Egyptian revives 5,000-year-old martial art

Egyptian revives 5,000-year-old martial art

Radwan Mansour inherited his almost two-meter tahteeb adhere from his father in Luxor Governorate to the south of Cairo.

Mansour, who is now in his 50s, told Al-Monitor that his father taught him the policies and arts of the preventing recreation when he was 10 a long time aged and it has ever since been a meaningful section of his lifetime.

Tahteeb is well identified in the Upper Egypt governorates. According to folklore researcher Masoud Shoman its name derives from “hatab,” Arabic for “dead branches.” He included that the strikes are not essentially hard and that gamers make a stage each time their stick touches their competitor.

Tahteeb was extra to UNESCO’s Intangible Cultural Heritage List in 2016 as a martial artwork. The organization’s description reads, “Its job has since improved to that of a festive activity but some of the symbolism and values associated with the apply continue to be,” and “The principles of the game are based on values these types of as mutual regard, friendship, bravery, toughness, chivalry and pride.” In cooperation with UNESCO, the Egyptian Ministry of Lifestyle is trying to find to revive well known desire in the video game.

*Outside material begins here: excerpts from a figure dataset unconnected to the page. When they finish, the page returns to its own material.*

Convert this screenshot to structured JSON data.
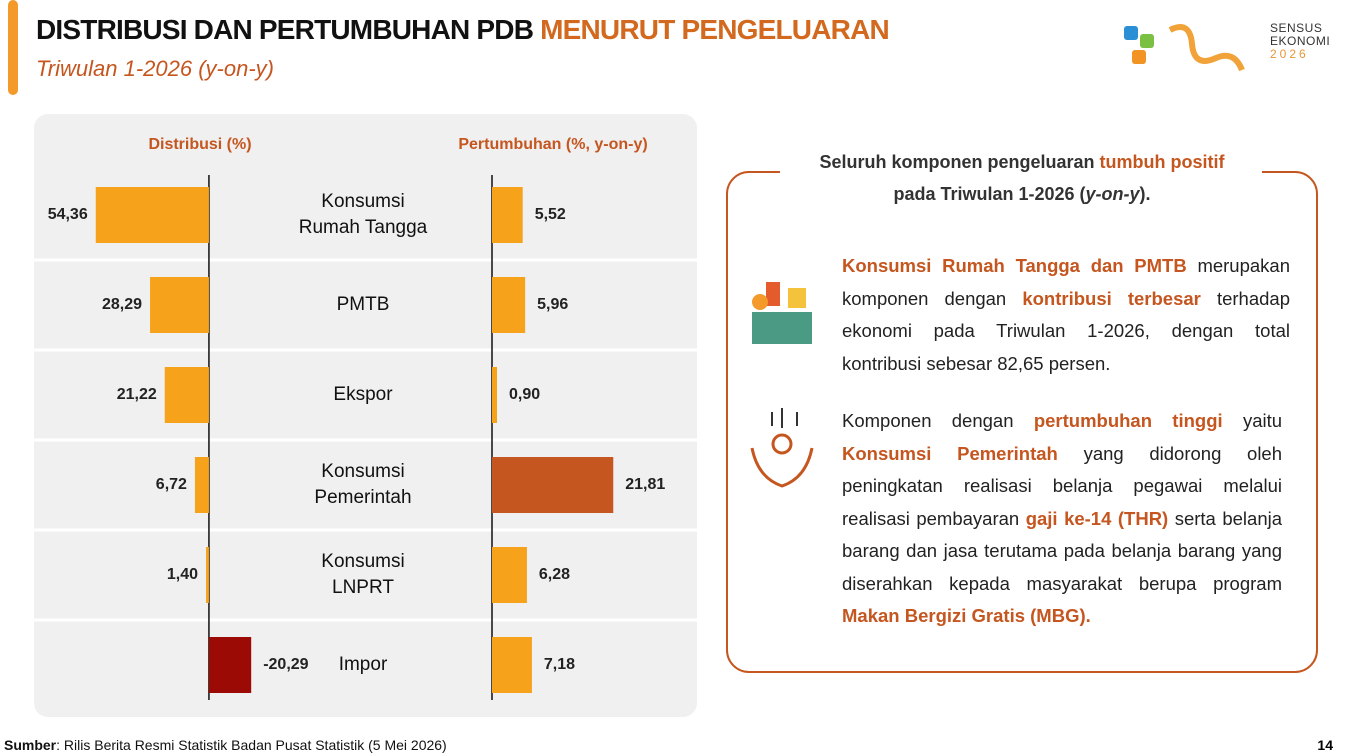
{
  "header": {
    "title": "DISTRIBUSI DAN PERTUMBUHAN PDB",
    "title_accent": "MENURUT PENGELUARAN",
    "subtitle": "Triwulan 1-2026 (y-on-y)"
  },
  "logo": {
    "lines": [
      "SENSUS",
      "EKONOMI",
      "2026"
    ]
  },
  "chart_data": [
    {
      "type": "hbar",
      "title": "Distribusi (%)",
      "categories": [
        "Konsumsi Rumah Tangga",
        "PMTB",
        "Ekspor",
        "Konsumsi Pemerintah",
        "Konsumsi LNPRT",
        "Impor"
      ],
      "values": [
        54.36,
        28.29,
        21.22,
        6.72,
        1.4,
        -20.29
      ],
      "value_labels": [
        "54,36",
        "28,29",
        "21,22",
        "6,72",
        "1,40",
        "-20,29"
      ],
      "colors": [
        "#f7a21b",
        "#f7a21b",
        "#f7a21b",
        "#f7a21b",
        "#f7a21b",
        "#9b0a05"
      ],
      "xlim": [
        60,
        -25
      ]
    },
    {
      "type": "hbar",
      "title": "Pertumbuhan (%, y-on-y)",
      "values": [
        5.52,
        5.96,
        0.9,
        21.81,
        6.28,
        7.18
      ],
      "value_labels": [
        "5,52",
        "5,96",
        "0,90",
        "21,81",
        "6,28",
        "7,18"
      ],
      "colors": [
        "#f7a21b",
        "#f7a21b",
        "#f7a21b",
        "#c5561f",
        "#f7a21b",
        "#f7a21b"
      ],
      "xlim": [
        0,
        25
      ]
    }
  ],
  "panel": {
    "heading": [
      "Seluruh komponen pengeluaran",
      "tumbuh positif",
      "pada Triwulan 1-2026 (",
      "y-on-y",
      ")."
    ],
    "paragraphs": [
      [
        "Konsumsi Rumah Tangga dan PMTB",
        "merupakan komponen dengan",
        "kontribusi terbesar",
        "terhadap ekonomi pada Triwulan 1-2026, dengan total kontribusi sebesar 82,65 persen."
      ],
      [
        "Komponen dengan",
        "pertumbuhan tinggi",
        "yaitu",
        "Konsumsi Pemerintah",
        "yang didorong oleh peningkatan realisasi belanja pegawai melalui realisasi pembayaran",
        "gaji ke-14 (THR)",
        "serta belanja barang dan jasa terutama pada belanja barang yang diserahkan kepada masyarakat berupa program",
        "Makan Bergizi Gratis (MBG)."
      ]
    ]
  },
  "footer": {
    "source_label": "Sumber",
    "source": ": Rilis Berita Resmi Statistik Badan Pusat Statistik (5 Mei 2026)",
    "page": "14"
  }
}
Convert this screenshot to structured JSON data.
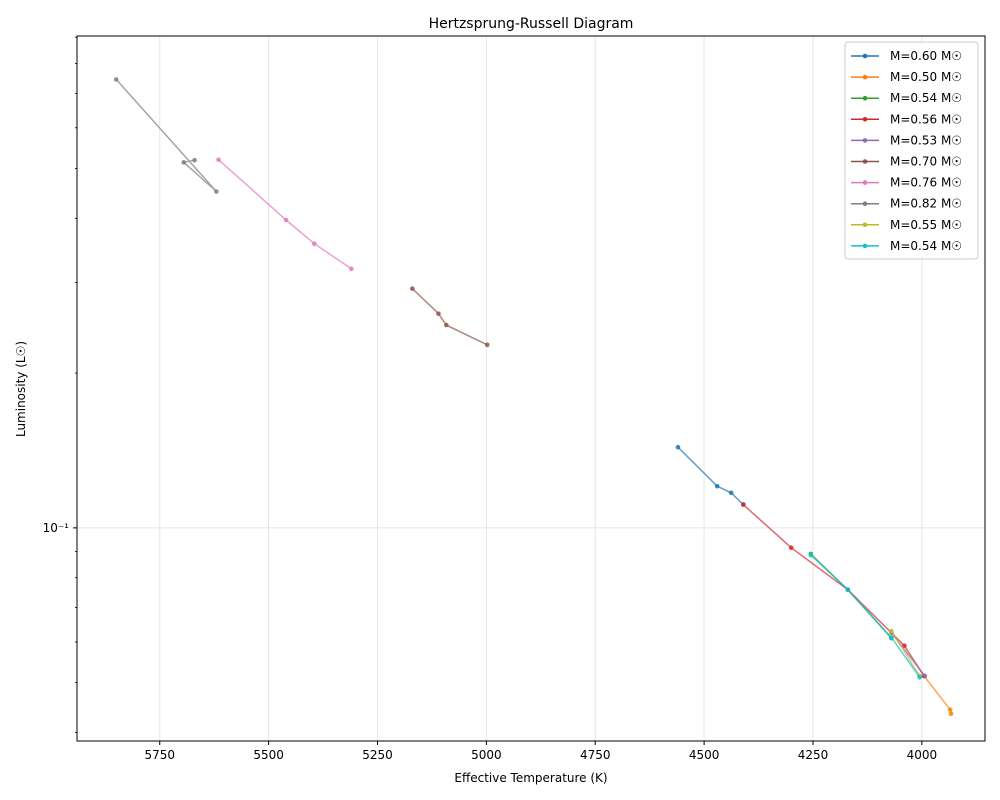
{
  "chart_data": {
    "type": "line",
    "title": "Hertzsprung-Russell Diagram",
    "xlabel": "Effective Temperature (K)",
    "ylabel": "Luminosity (L☉)",
    "x_inverted": true,
    "xlim": [
      5940,
      3855
    ],
    "ylim_log": [
      0.0385,
      0.905
    ],
    "y_scale": "log",
    "grid": true,
    "legend_position": "top-right",
    "x_ticks": [
      5750,
      5500,
      5250,
      5000,
      4750,
      4500,
      4250,
      4000
    ],
    "x_tick_labels": [
      "5750",
      "5500",
      "5250",
      "5000",
      "4750",
      "4500",
      "4250",
      "4000"
    ],
    "y_ticks": [
      0.1
    ],
    "y_tick_labels": [
      "10⁻¹"
    ],
    "series": [
      {
        "name": "M=0.60 M☉",
        "color": "#1f77b4",
        "points": [
          [
            4560,
            0.1435
          ],
          [
            4470,
            0.1205
          ],
          [
            4438,
            0.117
          ],
          [
            4410,
            0.111
          ]
        ]
      },
      {
        "name": "M=0.50 M☉",
        "color": "#ff7f0e",
        "points": [
          [
            3995,
            0.0515
          ],
          [
            3935,
            0.0443
          ],
          [
            3933,
            0.0435
          ]
        ]
      },
      {
        "name": "M=0.54 M☉",
        "color": "#2ca02c",
        "points": [
          [
            4255,
            0.089
          ],
          [
            4170,
            0.0758
          ],
          [
            4070,
            0.061
          ]
        ]
      },
      {
        "name": "M=0.56 M☉",
        "color": "#d62728",
        "points": [
          [
            4410,
            0.111
          ],
          [
            4300,
            0.0915
          ],
          [
            4170,
            0.0758
          ],
          [
            4040,
            0.059
          ],
          [
            3995,
            0.0515
          ]
        ]
      },
      {
        "name": "M=0.53 M☉",
        "color": "#9467bd",
        "points": [
          [
            4070,
            0.0625
          ],
          [
            3993,
            0.0515
          ]
        ]
      },
      {
        "name": "M=0.70 M☉",
        "color": "#8c564b",
        "points": [
          [
            5170,
            0.292
          ],
          [
            5110,
            0.261
          ],
          [
            5092,
            0.248
          ],
          [
            4998,
            0.227
          ]
        ]
      },
      {
        "name": "M=0.76 M☉",
        "color": "#e377c2",
        "points": [
          [
            5615,
            0.52
          ],
          [
            5460,
            0.397
          ],
          [
            5395,
            0.357
          ],
          [
            5310,
            0.319
          ]
        ]
      },
      {
        "name": "M=0.82 M☉",
        "color": "#7f7f7f",
        "points": [
          [
            5850,
            0.745
          ],
          [
            5620,
            0.451
          ],
          [
            5695,
            0.514
          ],
          [
            5670,
            0.519
          ]
        ]
      },
      {
        "name": "M=0.55 M☉",
        "color": "#bcbd22",
        "points": [
          [
            4070,
            0.063
          ],
          [
            4005,
            0.0515
          ]
        ]
      },
      {
        "name": "M=0.54 M☉",
        "color": "#17becf",
        "points": [
          [
            4255,
            0.0885
          ],
          [
            4170,
            0.0758
          ],
          [
            4070,
            0.0612
          ],
          [
            4005,
            0.0512
          ]
        ]
      }
    ]
  }
}
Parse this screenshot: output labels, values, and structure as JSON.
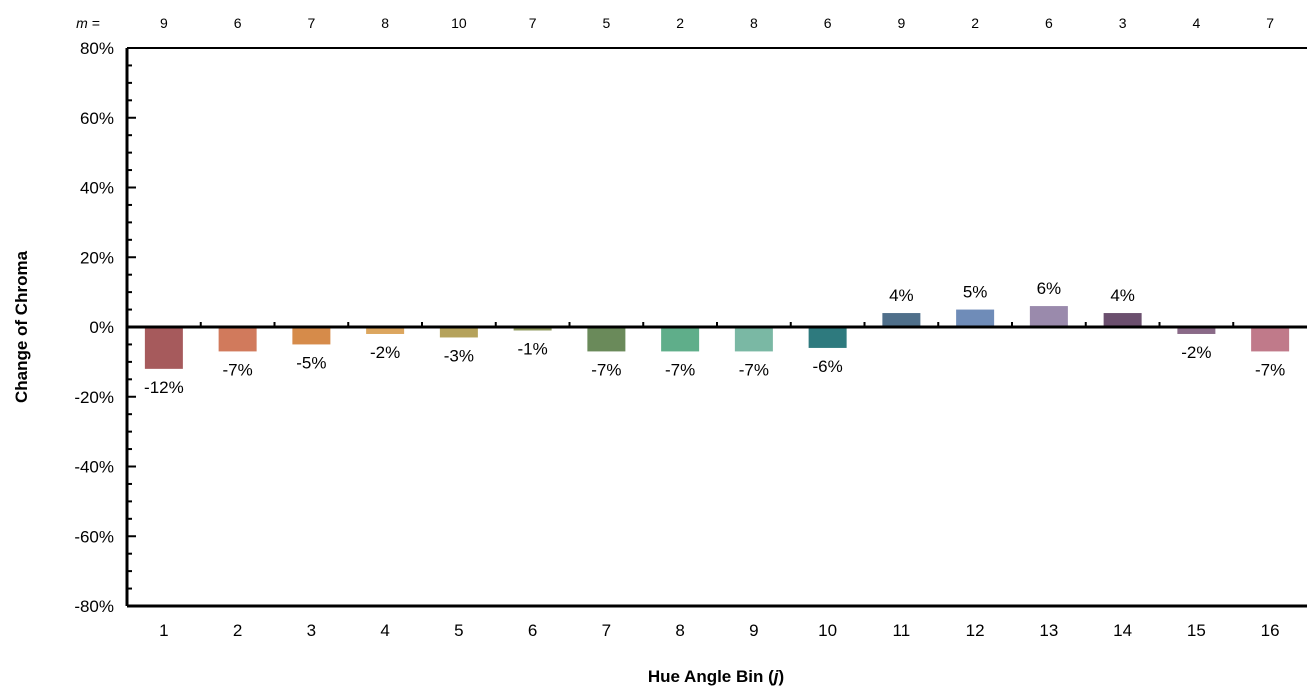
{
  "chart_data": {
    "type": "bar",
    "title": "",
    "xlabel": "Hue Angle Bin (j)",
    "xlabel_parts": {
      "before": "Hue Angle Bin (",
      "italic": "j",
      "after": ")"
    },
    "ylabel": "Change of Chroma",
    "ylim": [
      -80,
      80
    ],
    "y_ticks": [
      80,
      60,
      40,
      20,
      0,
      -20,
      -40,
      -60,
      -80
    ],
    "y_tick_labels": [
      "80%",
      "60%",
      "40%",
      "20%",
      "0%",
      "-20%",
      "-40%",
      "-60%",
      "-80%"
    ],
    "categories": [
      "1",
      "2",
      "3",
      "4",
      "5",
      "6",
      "7",
      "8",
      "9",
      "10",
      "11",
      "12",
      "13",
      "14",
      "15",
      "16"
    ],
    "values": [
      -12,
      -7,
      -5,
      -2,
      -3,
      -1,
      -7,
      -7,
      -7,
      -6,
      4,
      5,
      6,
      4,
      -2,
      -7
    ],
    "data_labels": [
      "-12%",
      "-7%",
      "-5%",
      "-2%",
      "-3%",
      "-1%",
      "-7%",
      "-7%",
      "-7%",
      "-6%",
      "4%",
      "5%",
      "6%",
      "4%",
      "-2%",
      "-7%"
    ],
    "colors": [
      "#a65a5c",
      "#d17a5c",
      "#d68b4a",
      "#dca65f",
      "#b5a25b",
      "#8f9a5e",
      "#6a8a5a",
      "#5fae8a",
      "#7ab8a4",
      "#2e7a7e",
      "#4f6f8a",
      "#6f8cb8",
      "#9a8aac",
      "#6b4f6e",
      "#8a6a88",
      "#c07a8a"
    ],
    "m_prefix": "m =",
    "m_values": [
      "9",
      "6",
      "7",
      "8",
      "10",
      "7",
      "5",
      "2",
      "8",
      "6",
      "9",
      "2",
      "6",
      "3",
      "4",
      "7"
    ],
    "grid": false,
    "legend": "none"
  }
}
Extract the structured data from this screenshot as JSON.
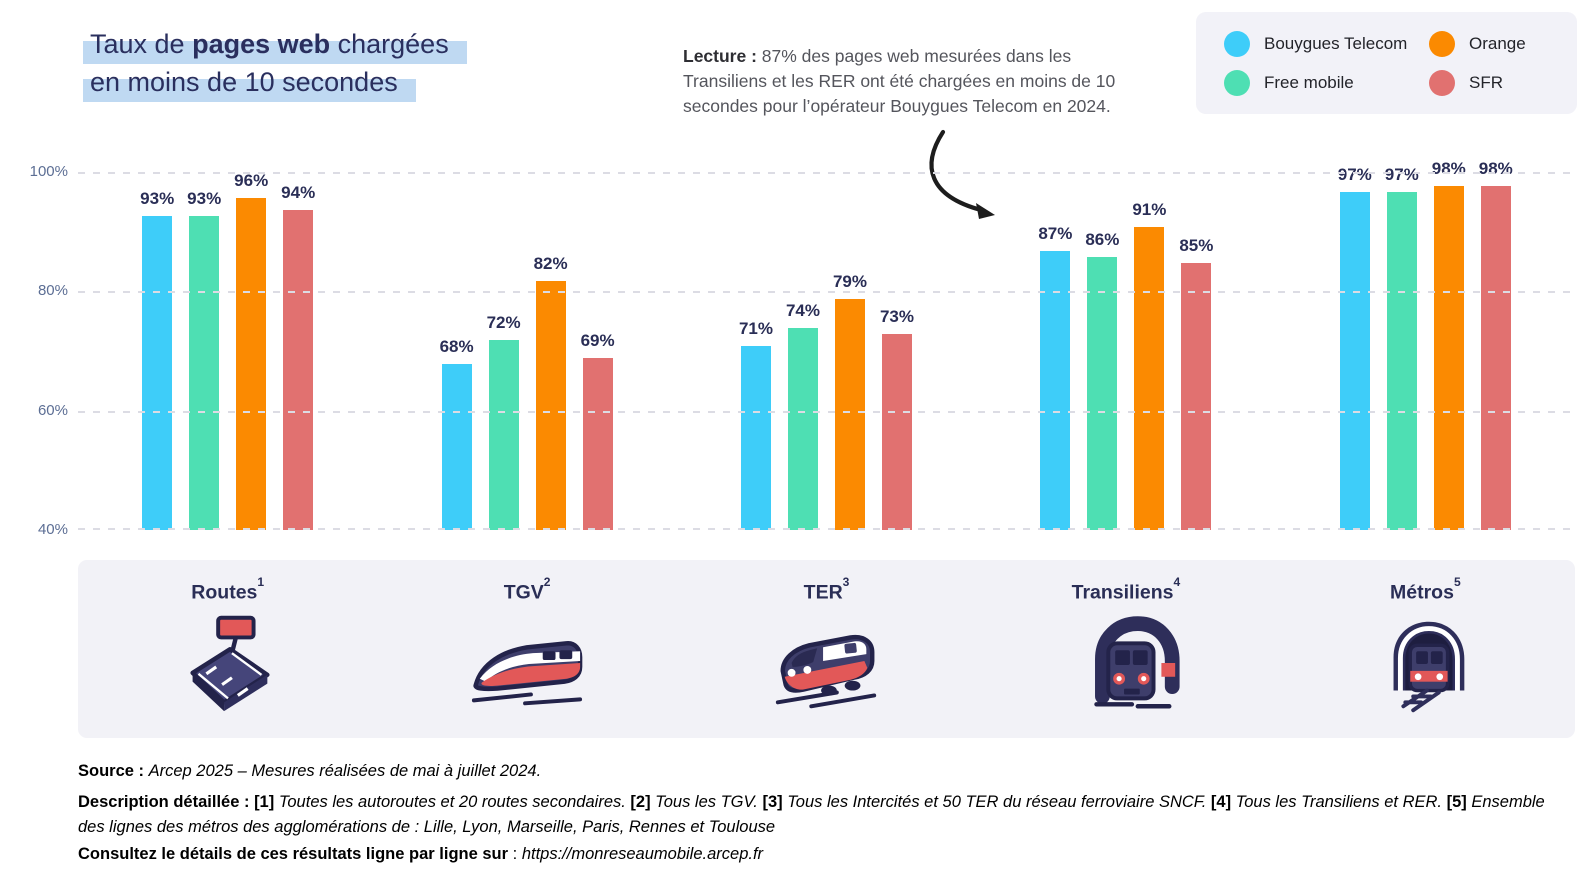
{
  "title": {
    "line1_pre": "Taux de ",
    "line1_bold": "pages web",
    "line1_post": " chargées",
    "line2": "en moins de 10 secondes"
  },
  "lecture": {
    "label": "Lecture :",
    "text": " 87% des pages web mesurées dans les Transiliens et les RER ont été chargées en moins de 10 secondes pour l’opérateur Bouygues Telecom en 2024."
  },
  "legend": {
    "items": [
      {
        "name": "Bouygues Telecom",
        "color": "#3ECDF9"
      },
      {
        "name": "Orange",
        "color": "#FB8A01"
      },
      {
        "name": "Free mobile",
        "color": "#4EDFB3"
      },
      {
        "name": "SFR",
        "color": "#E17170"
      }
    ]
  },
  "chart_data": {
    "type": "bar",
    "title": "Taux de pages web chargées en moins de 10 secondes",
    "categories": [
      "Routes",
      "TGV",
      "TER",
      "Transiliens",
      "Métros"
    ],
    "category_superscripts": [
      "1",
      "2",
      "3",
      "4",
      "5"
    ],
    "series": [
      {
        "name": "Bouygues Telecom",
        "color": "#3ECDF9",
        "values": [
          93,
          68,
          71,
          87,
          97
        ]
      },
      {
        "name": "Free mobile",
        "color": "#4EDFB3",
        "values": [
          93,
          72,
          74,
          86,
          97
        ]
      },
      {
        "name": "Orange",
        "color": "#FB8A01",
        "values": [
          96,
          82,
          79,
          91,
          98
        ]
      },
      {
        "name": "SFR",
        "color": "#E17170",
        "values": [
          94,
          69,
          73,
          85,
          98
        ]
      }
    ],
    "value_suffix": "%",
    "ylim": [
      40,
      100
    ],
    "yticks": [
      "100%",
      "80%",
      "60%",
      "40%"
    ],
    "grid": "dashed-horizontal",
    "legend_position": "top-right",
    "xlabel": "",
    "ylabel": ""
  },
  "footer": {
    "source_line": [
      {
        "t": "Source",
        "b": true
      },
      {
        "t": " : ",
        "b": true
      },
      {
        "t": "Arcep 2025 – Mesures réalisées de mai à juillet 2024.",
        "i": true
      }
    ],
    "description_line": [
      {
        "t": "Description détaillée",
        "b": true
      },
      {
        "t": " : ",
        "b": true
      },
      {
        "t": "[1] ",
        "b": true
      },
      {
        "t": "Toutes les autoroutes et 20 routes secondaires. ",
        "i": true
      },
      {
        "t": "[2] ",
        "b": true
      },
      {
        "t": "Tous les TGV. ",
        "i": true
      },
      {
        "t": "[3] ",
        "b": true
      },
      {
        "t": "Tous les Intercités et 50 TER du réseau ferroviaire SNCF. ",
        "i": true
      },
      {
        "t": "[4] ",
        "b": true
      },
      {
        "t": "Tous les Transiliens et RER. ",
        "i": true
      },
      {
        "t": "[5] ",
        "b": true
      },
      {
        "t": "Ensemble des lignes des métros des agglomérations de : Lille, Lyon, Marseille, Paris, Rennes et Toulouse",
        "i": true
      }
    ],
    "consult_line": [
      {
        "t": "Consultez le détails de ces résultats ligne par ligne sur",
        "b": true
      },
      {
        "t": " : ",
        "b": false
      },
      {
        "t": "https://monreseaumobile.arcep.fr",
        "i": true,
        "link": true
      }
    ]
  }
}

In accordance to Shoman, the recreation is 5,000 many years old. Depictions of tahteeb have been observed engraved on the walls of the temples of Abydos in Sohag and Bani Hassan cemetery in Minya. It has been documented as a martial art carried out by troopers in preparing for beat and by frequent folks to defend them selves their attributes. Now, it has turn out to be a common efficiency at social functions this sort of as weddings, in particular in Upper Egypt.

He expressed satisfaction with the Egyptian administration’s notice to the country’s heritage and arts.

Hassan Fathi, a prominent Egyptian architect (1900-1989), was identified for his distinctive architectural design and style, recognised as “the architecture of the very poor.” It stemmed from rural Nubian architecture, which is distinguished by the domes and use of mud bricks. Fathi started a village called New Qurna in Luxor Governorate to maintain the historic character of Egyptian architecture. It includes a substantial sq. for tahteeb to be performed.

In December, the 11th edition of the National Tahteeb Competition was held in Fathi’s village, with participation by seven national groups and 33 players. Society Minister Enas Abdel Dayem has called the competition in New Qurna the fulfillment of Fathi’s aspiration.

The festival’s president Ahmed Shafei advised Al-Observe that the event included a extensive assortment of exhibitions to highlight the techniques of the nationwide teams and senior players and promote the recreation in general.

Shafei said that Egyptians’ enthusiasm for the festival arrived as no shock, thinking of their well-liked interest in people new music. Even children who have never ever viewed tahteeb ahead of want to engage in when they hear the new music commence.

“Any nation in the planet can manage film festivals and car races, but tahteeb only exists in Egypt,” claimed Sayed, telling Al-Check that many travelers have a wish to attend events that are unique to Egypt and noting the Ministry of Tourism’s productive advertising of festive astronomical functions in Aswan.  

Two times a 12 months, thousands of holidaymakers are fascinated by the sunshine specifically placing the face of the statue of Ramses II in Aswan. This phenomenon, which occurs every single Feb. 22 and Oct. 22, may mark Ramses II’s birthday and the day he ascended to the throne or the 1st days of the harvest and planting seasons.

Moataz al-Sayed, previous head of the Common Vacationer Guides Syndicate, stated that Tahteeb Competition and other occasions that shed mild on life in sncient Egypt, these types of as the celebration of Pharaonic holiday seasons, are a precious addition to tourism.

He informed Al-Observe that Egyptian cultural heritage requirements this kind of events and pressured the want to encourage them internationally.